7) - Per le esposte ragioni il primo motivo del ricorso principale ed il secondo di quello incidentale debbono essere accolti, con la cassazione della sentenza in ordine ai punti riguardanti l'ammissibilità e la valutazione della prova per testi. I mezzi accolti attengono a punti della decisione e questioni di carattere prioritario e, per tanto, il loro accoglimento assorbe tutti i rimanenti motivi, logicamente gradati, ferma la facoltà delle parti interessate di riproporre in sede di rinvio le relative istanze ed eccezioni, non altrimenti precluse.
Consegue la cassazione della sentenza impugnata, in relazione ai motivi accolti, con rinvio ad altra Sezione della Corte d'appello di Napoli, la quale, procedendo a nuovo esame della causa, dovrà fare applicazione del principio di diritto enunciato nel precedente paragrafo.
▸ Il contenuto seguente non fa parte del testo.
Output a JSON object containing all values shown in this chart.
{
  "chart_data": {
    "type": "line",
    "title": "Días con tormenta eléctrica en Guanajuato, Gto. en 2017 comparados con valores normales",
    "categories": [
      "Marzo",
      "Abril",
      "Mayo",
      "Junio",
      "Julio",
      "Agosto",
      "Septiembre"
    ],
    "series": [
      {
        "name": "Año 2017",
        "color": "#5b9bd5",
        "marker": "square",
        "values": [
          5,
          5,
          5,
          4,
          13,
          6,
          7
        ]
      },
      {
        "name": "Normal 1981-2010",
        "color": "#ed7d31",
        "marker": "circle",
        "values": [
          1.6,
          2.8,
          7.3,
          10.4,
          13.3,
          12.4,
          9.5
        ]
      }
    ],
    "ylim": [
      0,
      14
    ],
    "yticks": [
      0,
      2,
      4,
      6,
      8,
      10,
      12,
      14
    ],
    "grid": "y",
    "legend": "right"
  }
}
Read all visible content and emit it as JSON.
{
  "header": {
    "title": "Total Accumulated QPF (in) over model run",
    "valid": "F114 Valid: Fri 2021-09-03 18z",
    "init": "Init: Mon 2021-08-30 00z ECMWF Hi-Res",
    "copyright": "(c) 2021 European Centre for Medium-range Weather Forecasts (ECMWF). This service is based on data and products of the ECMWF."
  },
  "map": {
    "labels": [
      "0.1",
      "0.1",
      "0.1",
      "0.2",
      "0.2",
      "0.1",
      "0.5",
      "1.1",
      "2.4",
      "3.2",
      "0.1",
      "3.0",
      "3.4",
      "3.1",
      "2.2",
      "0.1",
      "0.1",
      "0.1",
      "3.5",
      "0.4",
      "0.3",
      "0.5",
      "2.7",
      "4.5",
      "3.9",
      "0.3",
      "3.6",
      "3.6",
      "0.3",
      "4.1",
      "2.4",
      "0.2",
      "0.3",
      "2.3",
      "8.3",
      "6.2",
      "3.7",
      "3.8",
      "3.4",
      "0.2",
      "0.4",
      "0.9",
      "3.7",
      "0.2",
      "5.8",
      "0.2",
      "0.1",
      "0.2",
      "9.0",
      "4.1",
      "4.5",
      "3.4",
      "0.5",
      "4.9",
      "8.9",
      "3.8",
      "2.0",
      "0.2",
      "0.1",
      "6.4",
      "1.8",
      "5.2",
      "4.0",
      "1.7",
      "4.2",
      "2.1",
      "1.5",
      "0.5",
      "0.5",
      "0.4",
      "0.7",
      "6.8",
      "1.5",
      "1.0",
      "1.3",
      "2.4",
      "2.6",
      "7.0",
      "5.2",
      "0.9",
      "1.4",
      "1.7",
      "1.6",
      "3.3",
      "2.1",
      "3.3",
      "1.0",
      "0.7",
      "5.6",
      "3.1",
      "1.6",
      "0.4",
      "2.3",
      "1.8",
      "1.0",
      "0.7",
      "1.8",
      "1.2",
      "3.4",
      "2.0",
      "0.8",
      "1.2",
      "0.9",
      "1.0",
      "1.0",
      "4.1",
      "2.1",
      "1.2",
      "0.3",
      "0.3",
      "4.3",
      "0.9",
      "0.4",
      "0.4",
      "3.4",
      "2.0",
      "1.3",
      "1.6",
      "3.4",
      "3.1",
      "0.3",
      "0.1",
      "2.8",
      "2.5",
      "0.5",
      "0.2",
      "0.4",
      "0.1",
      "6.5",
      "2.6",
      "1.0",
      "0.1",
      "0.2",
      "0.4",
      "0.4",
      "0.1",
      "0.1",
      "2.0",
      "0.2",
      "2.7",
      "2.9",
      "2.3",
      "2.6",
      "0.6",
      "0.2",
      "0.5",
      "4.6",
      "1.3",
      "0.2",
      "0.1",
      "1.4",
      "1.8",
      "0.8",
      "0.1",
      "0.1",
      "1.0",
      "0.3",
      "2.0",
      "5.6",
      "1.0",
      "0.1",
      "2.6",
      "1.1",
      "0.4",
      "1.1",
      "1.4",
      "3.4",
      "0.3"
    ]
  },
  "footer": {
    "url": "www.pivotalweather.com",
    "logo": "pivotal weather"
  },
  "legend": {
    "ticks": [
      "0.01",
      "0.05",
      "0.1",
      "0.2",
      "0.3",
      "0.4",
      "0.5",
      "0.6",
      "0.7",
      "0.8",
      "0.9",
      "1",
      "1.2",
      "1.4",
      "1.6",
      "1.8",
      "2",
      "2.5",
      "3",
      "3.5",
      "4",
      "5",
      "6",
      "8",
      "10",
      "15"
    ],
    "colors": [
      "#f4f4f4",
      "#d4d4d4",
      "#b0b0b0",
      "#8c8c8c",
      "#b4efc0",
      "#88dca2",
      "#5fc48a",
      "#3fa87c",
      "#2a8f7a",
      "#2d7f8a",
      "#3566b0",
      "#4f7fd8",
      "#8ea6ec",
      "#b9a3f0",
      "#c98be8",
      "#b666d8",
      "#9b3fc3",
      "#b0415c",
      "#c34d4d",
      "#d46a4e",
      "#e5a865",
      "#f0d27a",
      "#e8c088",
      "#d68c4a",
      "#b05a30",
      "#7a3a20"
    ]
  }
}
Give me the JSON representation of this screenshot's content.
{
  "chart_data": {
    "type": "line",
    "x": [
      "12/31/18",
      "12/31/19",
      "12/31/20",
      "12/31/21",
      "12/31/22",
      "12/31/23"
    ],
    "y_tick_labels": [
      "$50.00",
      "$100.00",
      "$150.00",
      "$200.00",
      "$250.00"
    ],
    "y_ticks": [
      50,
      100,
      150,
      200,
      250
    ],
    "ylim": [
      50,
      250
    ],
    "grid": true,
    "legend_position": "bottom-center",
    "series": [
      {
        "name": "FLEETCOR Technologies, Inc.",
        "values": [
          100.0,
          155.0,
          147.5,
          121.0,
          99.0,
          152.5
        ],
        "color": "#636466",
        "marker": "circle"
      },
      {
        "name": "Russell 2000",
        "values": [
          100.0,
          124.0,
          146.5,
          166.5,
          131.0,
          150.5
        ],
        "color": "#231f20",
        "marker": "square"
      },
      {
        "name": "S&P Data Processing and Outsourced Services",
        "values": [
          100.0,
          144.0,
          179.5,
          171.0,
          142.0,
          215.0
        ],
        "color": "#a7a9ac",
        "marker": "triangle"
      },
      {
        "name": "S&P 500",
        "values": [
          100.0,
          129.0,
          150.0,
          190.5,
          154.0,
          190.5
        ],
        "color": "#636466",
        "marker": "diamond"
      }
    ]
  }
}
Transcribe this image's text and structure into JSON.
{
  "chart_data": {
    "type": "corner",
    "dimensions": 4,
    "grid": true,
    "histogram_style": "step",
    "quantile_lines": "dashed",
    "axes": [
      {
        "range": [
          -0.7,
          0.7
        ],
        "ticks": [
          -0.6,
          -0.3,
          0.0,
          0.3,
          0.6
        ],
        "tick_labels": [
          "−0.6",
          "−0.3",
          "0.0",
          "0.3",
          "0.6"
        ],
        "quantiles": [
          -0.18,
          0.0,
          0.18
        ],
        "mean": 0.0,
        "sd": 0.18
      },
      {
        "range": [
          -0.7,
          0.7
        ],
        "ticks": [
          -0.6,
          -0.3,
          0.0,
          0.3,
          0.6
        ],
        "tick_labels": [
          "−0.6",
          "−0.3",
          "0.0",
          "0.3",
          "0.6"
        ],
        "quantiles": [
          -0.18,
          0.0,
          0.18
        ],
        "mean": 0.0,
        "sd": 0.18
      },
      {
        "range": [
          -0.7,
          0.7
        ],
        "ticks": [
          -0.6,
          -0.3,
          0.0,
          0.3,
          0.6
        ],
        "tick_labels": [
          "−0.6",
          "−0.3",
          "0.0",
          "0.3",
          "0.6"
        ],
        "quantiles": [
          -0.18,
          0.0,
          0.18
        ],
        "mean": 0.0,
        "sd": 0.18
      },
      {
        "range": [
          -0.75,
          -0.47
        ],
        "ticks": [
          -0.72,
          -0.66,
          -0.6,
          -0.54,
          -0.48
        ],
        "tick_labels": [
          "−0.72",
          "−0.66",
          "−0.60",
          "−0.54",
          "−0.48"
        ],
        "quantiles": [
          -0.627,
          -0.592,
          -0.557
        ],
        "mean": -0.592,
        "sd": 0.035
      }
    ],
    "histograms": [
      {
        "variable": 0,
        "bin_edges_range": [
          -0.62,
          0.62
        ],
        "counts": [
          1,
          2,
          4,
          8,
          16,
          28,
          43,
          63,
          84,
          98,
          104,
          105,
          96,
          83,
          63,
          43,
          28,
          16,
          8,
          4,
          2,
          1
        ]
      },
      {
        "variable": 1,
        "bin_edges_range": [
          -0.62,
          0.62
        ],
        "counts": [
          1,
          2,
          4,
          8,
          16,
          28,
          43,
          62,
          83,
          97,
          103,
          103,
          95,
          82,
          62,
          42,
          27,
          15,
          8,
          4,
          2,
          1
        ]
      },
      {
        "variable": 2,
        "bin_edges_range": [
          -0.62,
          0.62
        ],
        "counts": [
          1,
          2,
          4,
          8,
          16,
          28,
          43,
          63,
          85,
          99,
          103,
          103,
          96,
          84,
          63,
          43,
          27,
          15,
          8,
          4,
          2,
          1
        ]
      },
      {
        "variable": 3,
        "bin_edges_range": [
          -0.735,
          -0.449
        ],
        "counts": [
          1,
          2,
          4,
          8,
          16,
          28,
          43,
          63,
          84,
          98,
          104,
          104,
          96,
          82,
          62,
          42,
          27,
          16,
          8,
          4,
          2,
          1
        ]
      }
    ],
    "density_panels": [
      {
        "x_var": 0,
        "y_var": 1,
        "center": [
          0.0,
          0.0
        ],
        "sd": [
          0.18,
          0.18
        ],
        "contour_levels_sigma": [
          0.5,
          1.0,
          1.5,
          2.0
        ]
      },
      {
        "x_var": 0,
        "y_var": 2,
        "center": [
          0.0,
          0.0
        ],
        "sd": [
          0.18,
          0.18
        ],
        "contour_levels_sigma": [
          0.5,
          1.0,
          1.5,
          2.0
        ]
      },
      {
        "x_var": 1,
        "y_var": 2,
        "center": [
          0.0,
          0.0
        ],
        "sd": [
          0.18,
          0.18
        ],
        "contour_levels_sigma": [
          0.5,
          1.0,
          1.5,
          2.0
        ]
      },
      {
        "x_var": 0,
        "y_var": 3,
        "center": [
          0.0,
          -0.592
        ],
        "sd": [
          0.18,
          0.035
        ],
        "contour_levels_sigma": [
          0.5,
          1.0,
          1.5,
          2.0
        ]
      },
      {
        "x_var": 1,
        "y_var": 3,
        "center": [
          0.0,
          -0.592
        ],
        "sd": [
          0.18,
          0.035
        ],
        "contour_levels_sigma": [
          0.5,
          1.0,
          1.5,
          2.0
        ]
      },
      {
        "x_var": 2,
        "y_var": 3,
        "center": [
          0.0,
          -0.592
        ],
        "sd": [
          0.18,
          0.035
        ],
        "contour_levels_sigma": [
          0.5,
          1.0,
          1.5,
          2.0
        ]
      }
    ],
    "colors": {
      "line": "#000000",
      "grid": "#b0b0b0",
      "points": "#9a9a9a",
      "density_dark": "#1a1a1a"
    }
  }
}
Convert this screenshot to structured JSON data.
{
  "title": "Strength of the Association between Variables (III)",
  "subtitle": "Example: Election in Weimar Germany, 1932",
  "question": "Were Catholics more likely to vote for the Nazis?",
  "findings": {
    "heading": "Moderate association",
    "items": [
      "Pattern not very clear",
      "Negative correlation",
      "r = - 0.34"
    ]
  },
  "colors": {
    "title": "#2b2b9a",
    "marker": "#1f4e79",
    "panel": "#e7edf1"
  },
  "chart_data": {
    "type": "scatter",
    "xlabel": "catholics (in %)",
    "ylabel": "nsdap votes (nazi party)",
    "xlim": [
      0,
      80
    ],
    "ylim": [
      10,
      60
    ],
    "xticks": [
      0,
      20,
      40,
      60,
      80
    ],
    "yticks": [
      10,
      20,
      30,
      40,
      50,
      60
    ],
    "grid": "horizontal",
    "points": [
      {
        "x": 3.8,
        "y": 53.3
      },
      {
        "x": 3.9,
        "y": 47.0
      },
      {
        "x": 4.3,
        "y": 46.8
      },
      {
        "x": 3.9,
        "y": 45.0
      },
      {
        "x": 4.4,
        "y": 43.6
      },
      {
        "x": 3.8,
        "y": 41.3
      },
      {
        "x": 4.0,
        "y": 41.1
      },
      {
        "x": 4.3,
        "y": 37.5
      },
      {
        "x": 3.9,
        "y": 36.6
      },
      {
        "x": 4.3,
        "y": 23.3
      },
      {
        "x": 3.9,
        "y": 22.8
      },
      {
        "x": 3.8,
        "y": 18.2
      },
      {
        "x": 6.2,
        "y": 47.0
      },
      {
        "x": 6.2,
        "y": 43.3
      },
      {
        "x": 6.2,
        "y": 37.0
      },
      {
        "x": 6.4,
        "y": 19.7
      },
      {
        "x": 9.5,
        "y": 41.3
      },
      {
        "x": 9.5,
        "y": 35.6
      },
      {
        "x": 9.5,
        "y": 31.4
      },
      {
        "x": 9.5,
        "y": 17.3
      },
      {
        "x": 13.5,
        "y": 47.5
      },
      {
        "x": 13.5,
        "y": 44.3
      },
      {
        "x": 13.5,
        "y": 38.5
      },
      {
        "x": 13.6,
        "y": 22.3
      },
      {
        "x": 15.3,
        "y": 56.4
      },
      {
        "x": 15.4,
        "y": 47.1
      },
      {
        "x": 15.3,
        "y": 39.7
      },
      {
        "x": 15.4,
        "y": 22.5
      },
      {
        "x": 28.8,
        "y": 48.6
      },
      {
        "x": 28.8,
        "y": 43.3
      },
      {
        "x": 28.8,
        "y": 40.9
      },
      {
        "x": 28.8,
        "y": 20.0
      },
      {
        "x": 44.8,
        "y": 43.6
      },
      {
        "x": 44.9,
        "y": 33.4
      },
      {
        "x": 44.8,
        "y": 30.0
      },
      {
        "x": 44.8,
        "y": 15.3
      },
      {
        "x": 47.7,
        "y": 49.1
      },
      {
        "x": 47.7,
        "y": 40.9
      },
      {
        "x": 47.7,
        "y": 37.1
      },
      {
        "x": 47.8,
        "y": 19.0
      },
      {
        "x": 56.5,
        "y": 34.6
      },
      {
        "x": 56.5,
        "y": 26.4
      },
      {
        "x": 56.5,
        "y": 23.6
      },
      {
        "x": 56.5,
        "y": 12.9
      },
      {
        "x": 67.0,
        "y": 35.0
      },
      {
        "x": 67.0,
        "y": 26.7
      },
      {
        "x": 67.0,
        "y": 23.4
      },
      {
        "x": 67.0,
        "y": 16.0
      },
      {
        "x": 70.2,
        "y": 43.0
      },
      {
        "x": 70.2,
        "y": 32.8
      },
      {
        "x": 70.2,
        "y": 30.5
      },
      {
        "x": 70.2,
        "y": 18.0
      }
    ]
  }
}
Al Giudice del rinvio va demandato anche il regolamento delle spese del giudizio di cassazione.
P.Q.M.
La Corte, riunisce i ricorsi; accoglie il primo motivo del ricorso principale ed il secondo di quello incidentale; dichiara assorbiti gli altri motivi in relazione ai motivi accolti cassa la sentenza impugnata e rinvia, anche per le spese, ad altra Sezione della Corte d'appello di Napoli.